Dans sa publication, le ministère des Hydrocarbures et des Mines a indiqué que « l’Agence s’apprête à lancer l’appel d’offres algérien pour l’année 2026, ouvrant ainsi de nouvelles perspectives d’exploration et de développement à travers les quelques opportunités des plus prometteuses au monde dans le secteur des hydrocarbures, en plus d’actifs de classe mondiale ». Le communiqué précise que « davantage de détails seront révélés prochainement », tout en soulignant que « l’Algérie va de l’avant vers l’exploitation de nouvelles potentialités, le renforcement des partenariats stratégiques, et le développement futur du secteur des hydrocarbures en Algérie ». Cette annonce s’inscrit dans une dynamique lancée par le succès de l’« Algeria Bid Round 2024 », premier appel à la concurrence internationale organisé depuis 2014 sous le régime de la nouvelle loi sur les hydrocarbures.
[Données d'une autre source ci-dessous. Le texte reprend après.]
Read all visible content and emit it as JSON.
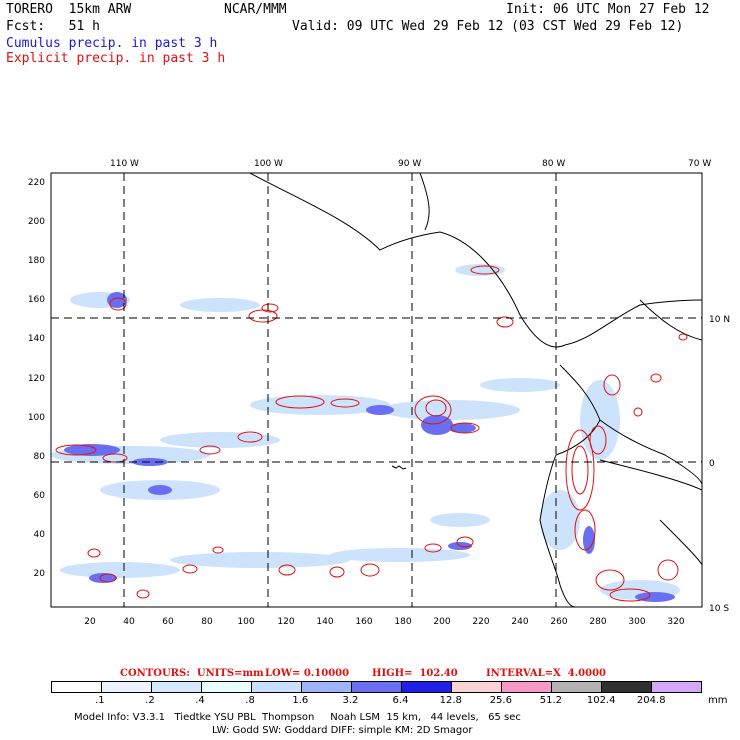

Finalisé en juin 2025, ce cycle avait abouti à l’attribution de licences d’exploration dans cinq des six zones proposées à des compagnies de premier plan — Sinopec, TotalEnergies, Eni et QatarEnergy —, générant des engagements d’investissements minimums de 936 millions de dollars, dont 533 millions consacrés à l’exploration et 403 millions au développement, sur des contrats d’une durée de trente ans. Ces résultats, jugés très satisfaisants par les autorités, ont marqué le retour de l’Algérie sur la carte mondiale de l’investissement pétrolier et gazier après une longue période d’atonie.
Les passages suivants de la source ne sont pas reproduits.